Sunday, June 20, 2004

Positive News from the War on Terror

In Friday's Washington Post, Charles Krauthammer notes one extremely positive development, the defeat of the Palestinian terror war against Israel. Here are some excerpts, please read it all:

For Israel, the victory is bitter. The last four years of terrorism have killed almost 1,000 Israelis and maimed thousands of others. But Israel has won strategically. The intent of the intifada was to demoralize Israel, destroy its economy, bring it to its knees and thus force it to withdraw and surrender to Palestinian demands, just as Israel withdrew in defeat from southern Lebanon in May 2000.

That did not happen. Israel's economy was certainly wounded, but it is growing again. Tourism had dwindled to almost nothing at the height of the intifada, but tourists are returning. And the Israelis were never demoralized. They kept living their lives, the young people in particular returning to cafes and discos and buses just hours after a horrific bombing. Israelis turned out to be a lot tougher and braver than the Palestinians had imagined.

The end of the intifada does not mean the end of terrorism. There was terrorism before the intifada and there will be terrorism to come. What has happened, however, is an end to systematic, regular, debilitating, unstoppable terror -- terror as a reliable weapon. At the height of the intifada, there were 9 suicide attacks in Israel killing 85 Israelis in just one month (March 2002). In the last three months, there have been none.


This is an important development for two reasons. First, it shows that a western democracy can indeed withstand and defeat a campaign of Islamist suicide terrorism. The key to Israel's victory was its willingness to persevere through adversity, and to do what was necessary to protect its people, while ignoring the hypocritical carping of the Europeans and the UN. This is a lesson that Americans need to keep in mind. Of course, Israel still has much to do. To begin with, the withdrawal from Gaza must go forward. Israel's settlements in Gaza are strategically untenable and simply not worth the cost. The defeat of the terror campaign will allow Israel to withdraw from Gaza on its own terms, and not as a result of terrorism.
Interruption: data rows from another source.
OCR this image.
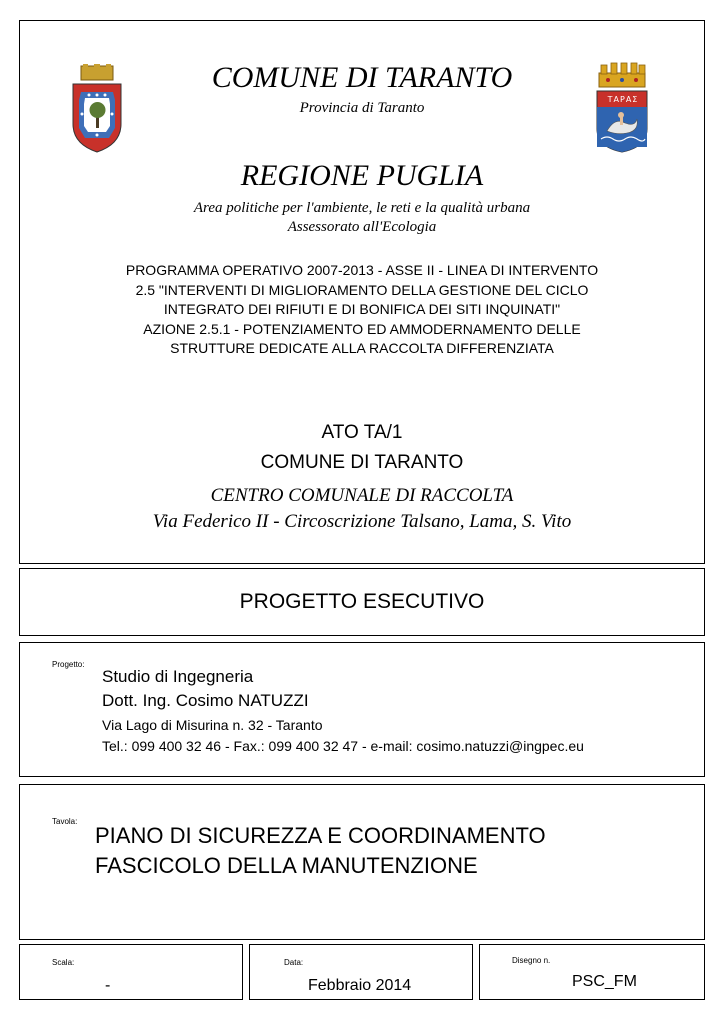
ΤΑΡΑΣ
COMUNE DI TARANTO
Provincia di Taranto
REGIONE PUGLIA
Area politiche per l'ambiente, le reti e la qualità urbana
Assessorato all'Ecologia
PROGRAMMA OPERATIVO 2007-2013 - ASSE II - LINEA DI INTERVENTO
2.5 "INTERVENTI DI MIGLIORAMENTO DELLA GESTIONE DEL CICLO
INTEGRATO DEI RIFIUTI E DI BONIFICA DEI SITI INQUINATI"
AZIONE 2.5.1 - POTENZIAMENTO ED AMMODERNAMENTO DELLE
STRUTTURE DEDICATE ALLA RACCOLTA DIFFERENZIATA
ATO TA/1
COMUNE DI TARANTO
CENTRO COMUNALE DI RACCOLTA
Via Federico II - Circoscrizione Talsano, Lama, S. Vito
PROGETTO ESECUTIVO
Progetto:
Studio di Ingegneria
Dott. Ing. Cosimo NATUZZI
Via Lago di Misurina n. 32 - Taranto
Tel.: 099 400 32 46 - Fax.: 099 400 32 47 - e-mail: cosimo.natuzzi@ingpec.eu
Tavola:
PIANO DI SICUREZZA E COORDINAMENTO
FASCICOLO DELLA MANUTENZIONE
Scala:
-
Data:
Febbraio 2014
Disegno n.
PSC_FM
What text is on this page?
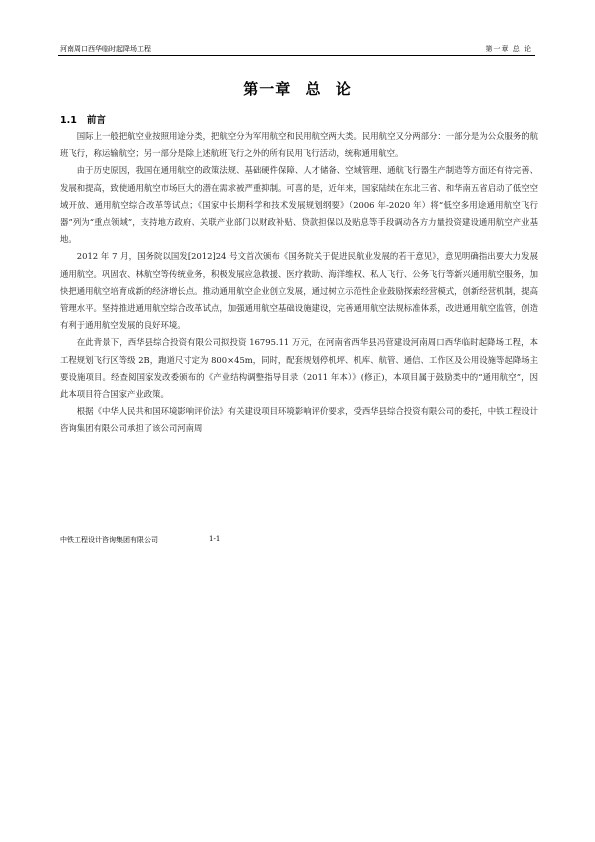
河南周口西华临时起降场工程	第一章 总 论
第一章 总 论
1.1 前言

国际上一般把航空业按照用途分类，把航空分为军用航空和民用航空两大类。民用航空又分两部分：一部分是为公众服务的航班飞行，称运输航空；另一部分是除上述航班飞行之外的所有民用飞行活动，统称通用航空。

由于历史原因，我国在通用航空的政策法规、基础硬件保障、人才储备、空域管理、通航飞行器生产制造等方面还有待完善、发展和提高，致使通用航空市场巨大的潜在需求被严重抑制。可喜的是，近年来，国家陆续在东北三省、和华南五省启动了低空空域开放、通用航空综合改革等试点；《国家中长期科学和技术发展规划纲要》（2006 年-2020 年）将“低空多用途通用航空飞行器”列为“重点领域”，支持地方政府、关联产业部门以财政补贴、贷款担保以及贴息等手段调动各方力量投资建设通用航空产业基地。

2012 年 7 月，国务院以国发[2012]24 号文首次颁布《国务院关于促进民航业发展的若干意见》，意见明确指出要大力发展通用航空。巩固农、林航空等传统业务，积极发展应急救援、医疗救助、海洋维权、私人飞行、公务飞行等新兴通用航空服务，加快把通用航空培育成新的经济增长点。推动通用航空企业创立发展，通过树立示范性企业鼓励探索经营模式，创新经营机制，提高管理水平。坚持推进通用航空综合改革试点，加强通用航空基础设施建设，完善通用航空法规标准体系，改进通用航空监管，创造有利于通用航空发展的良好环境。

在此背景下，西华县综合投资有限公司拟投资 16795.11 万元，在河南省西华县冯营建设河南周口西华临时起降场工程，本工程规划飞行区等级 2B，跑道尺寸定为 800×45m，同时，配套规划停机坪、机库、航管、通信、工作区及公用设施等起降场主要设施项目。经查阅国家发改委颁布的《产业结构调整指导目录（2011 年本）》(修正)，本项目属于鼓励类中的“通用航空”，因此本项目符合国家产业政策。

根据《中华人民共和国环境影响评价法》有关建设项目环境影响评价要求，受西华县综合投资有限公司的委托，中铁工程设计咨询集团有限公司承担了该公司河南周

中铁工程设计咨询集团有限公司	1-1
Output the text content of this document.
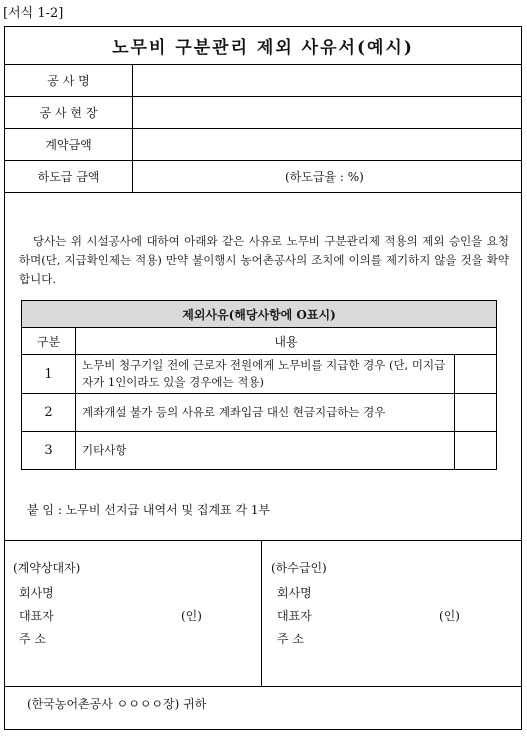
[서식 1-2]
노무비 구분관리 제외 사유서(예시)
공 사 명
공 사 현 장
계약금액
하도급 금액	(하도급율 : %)

당사는 위 시설공사에 대하여 아래와 같은 사유로 노무비 구분관리제 적용의 제외 승인을 요청하며(단, 지급확인제는 적용) 만약 불이행시 농어촌공사의 조치에 이의를 제기하지 않을 것을 확약합니다.

제외사유(해당사항에 O표시)		
구분	내용	
1	노무비 청구기일 전에 근로자 전원에게 노무비를 지급한 경우 (단, 미지급자가 1인이라도 있을 경우에는 적용)	
2	계좌개설 불가 등의 사유로 계좌입금 대신 현금지급하는 경우	
3	기타사항	
붙 임 : 노무비 선지급 내역서 및 집계표 각 1부
(계약상대자)
회사명
대표자	(인)
주 소
(하수급인)
회사명
대표자	(인)
주 소
(한국농어촌공사 ㅇㅇㅇㅇ장) 귀하
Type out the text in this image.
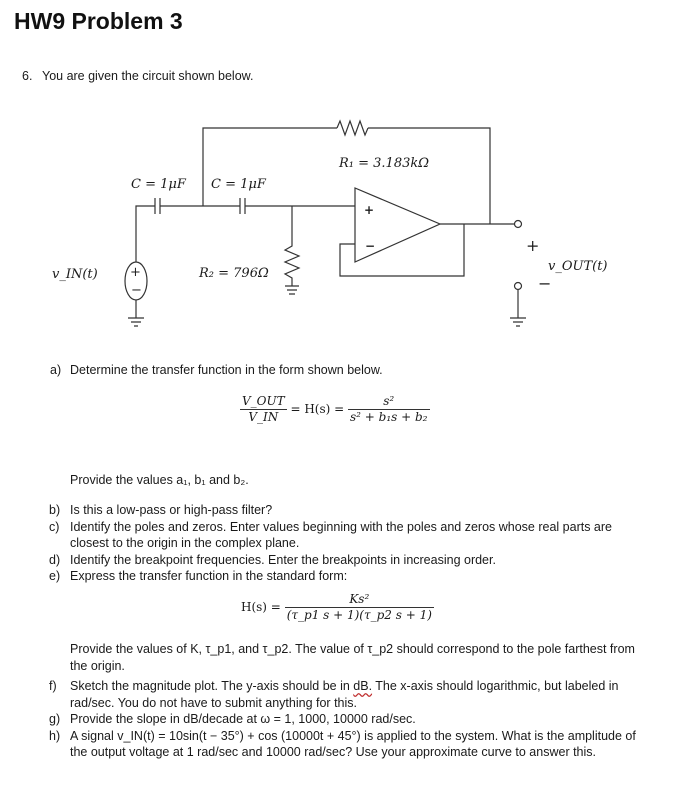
HW9 Problem 3
6. You are given the circuit shown below.
R₁ = 3.183kΩ
C = 1μF C = 1μF
R₂ = 796Ω
v_IN(t)
v_OUT(t)
+
−
+
−	+
−
a) Determine the transfer function in the form shown below.
$\frac{\text{V\_OUT}}{V\_IN} = H(s) = \frac{\text{s²}}{\text{s² + b₁s + b₂}}$
Provide the values a₁, b₁ and b₂.
b) Is this a low-pass or high-pass filter?
c) Identify the poles and zeros. Enter values beginning with the poles and zeros whose real parts are closest to the origin in the complex plane.
d) Identify the breakpoint frequencies. Enter the breakpoints in increasing order.
e) Express the transfer function in the standard form:
$H(s) = \frac{\text{Ks²}}{(\tau\_p1 s + 1)(\tau\_p2 s + 1)}$
Provide the values of K, τ_p1, and τ_p2. The value of τ_p2 should correspond to the pole farthest from the origin.
f) Sketch the magnitude plot. The y-axis should be in dB. The x-axis should logarithmic, but labeled in rad/sec. You do not have to submit anything for this.
g) Provide the slope in dB/decade at ω = 1, 1000, 10000 rad/sec.
h) A signal v_IN(t) = 10sin(t − 35°) + cos (10000t + 45°) is applied to the system. What is the amplitude of the output voltage at 1 rad/sec and 10000 rad/sec? Use your approximate curve to answer this.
The second major development is the hope that the Palestinians might finally, though no doubt slowly and haltingly, rethink the culture of death and jihad that has led them to their current predicament. The Palestinians have to choose; do they want their children to grow up to be doctors and teachers, or to be suicide terrorists? If the defeat of the 2000-04 "Intifada" makes the Palestinian people begin to ponder this question, then it offers the beginning of hope that a genuine Israeli-Palestinian peace might yet be achieved.

Link courtesy of Roger L. Simon, who made this point before Krauthammer.